Jul 13, 2012
—Calvin Luther Martin, PhD (Summer 1993)
Fortnightly she makes her bread. For all the years I have known her she has done so. Five loaves, that’s all that can fit in the oven. It is enough. Enough for two weeks? No, for I too live by more than bread alone. It is enough grace. Remember how five loaves and two fish fed five thousand—through immense compassion.
Where there is such compassion faith comes easily: faith to move mountains, faith to feed a multitude. What mattered then, as now, was not the thrifty logic of bread but the power to see something as worthy of the full impact of the universe, whose logic and majesty is sustenance. To live filled by such amazing grace. Such imagination! Who else could have imagined feeding such a multitude? Out there in the desert.

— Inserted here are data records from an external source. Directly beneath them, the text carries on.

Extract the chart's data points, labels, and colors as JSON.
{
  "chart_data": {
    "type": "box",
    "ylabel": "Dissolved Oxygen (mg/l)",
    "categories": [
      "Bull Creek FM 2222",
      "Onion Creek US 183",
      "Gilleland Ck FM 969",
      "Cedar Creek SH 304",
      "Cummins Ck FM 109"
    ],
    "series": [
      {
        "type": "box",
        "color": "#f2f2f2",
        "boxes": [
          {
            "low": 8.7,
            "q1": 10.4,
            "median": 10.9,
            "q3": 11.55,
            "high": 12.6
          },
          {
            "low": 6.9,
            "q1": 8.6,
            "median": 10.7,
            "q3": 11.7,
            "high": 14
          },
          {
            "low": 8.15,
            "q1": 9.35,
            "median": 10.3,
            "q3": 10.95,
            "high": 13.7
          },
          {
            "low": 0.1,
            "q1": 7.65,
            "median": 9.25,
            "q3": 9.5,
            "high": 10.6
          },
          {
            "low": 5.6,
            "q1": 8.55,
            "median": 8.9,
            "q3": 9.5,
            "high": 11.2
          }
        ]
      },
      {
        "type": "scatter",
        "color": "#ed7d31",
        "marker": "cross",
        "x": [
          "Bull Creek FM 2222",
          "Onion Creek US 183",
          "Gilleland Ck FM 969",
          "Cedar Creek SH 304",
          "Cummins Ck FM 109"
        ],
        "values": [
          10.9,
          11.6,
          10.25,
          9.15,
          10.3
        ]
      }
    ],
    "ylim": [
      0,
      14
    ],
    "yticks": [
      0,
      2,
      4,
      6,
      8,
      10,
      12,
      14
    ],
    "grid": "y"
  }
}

Everything is possible, he whispered, as he blessed the bread and broke it and gave it away. In the exercise of grace numbers dissolve into absurdity, are confounded of meaning. One so gifted, so possessed, so engaged need not pause to calculate whether it is possible or not—such puny questions, allowing of doubt, fear even.
Only those for whom faith comes hard are fearful, he said. Faith can come hard only for the uncompassionate, I say.
Every fortnight she bakes her bread, five loaves, from a compassion that could feed a multitude. For me.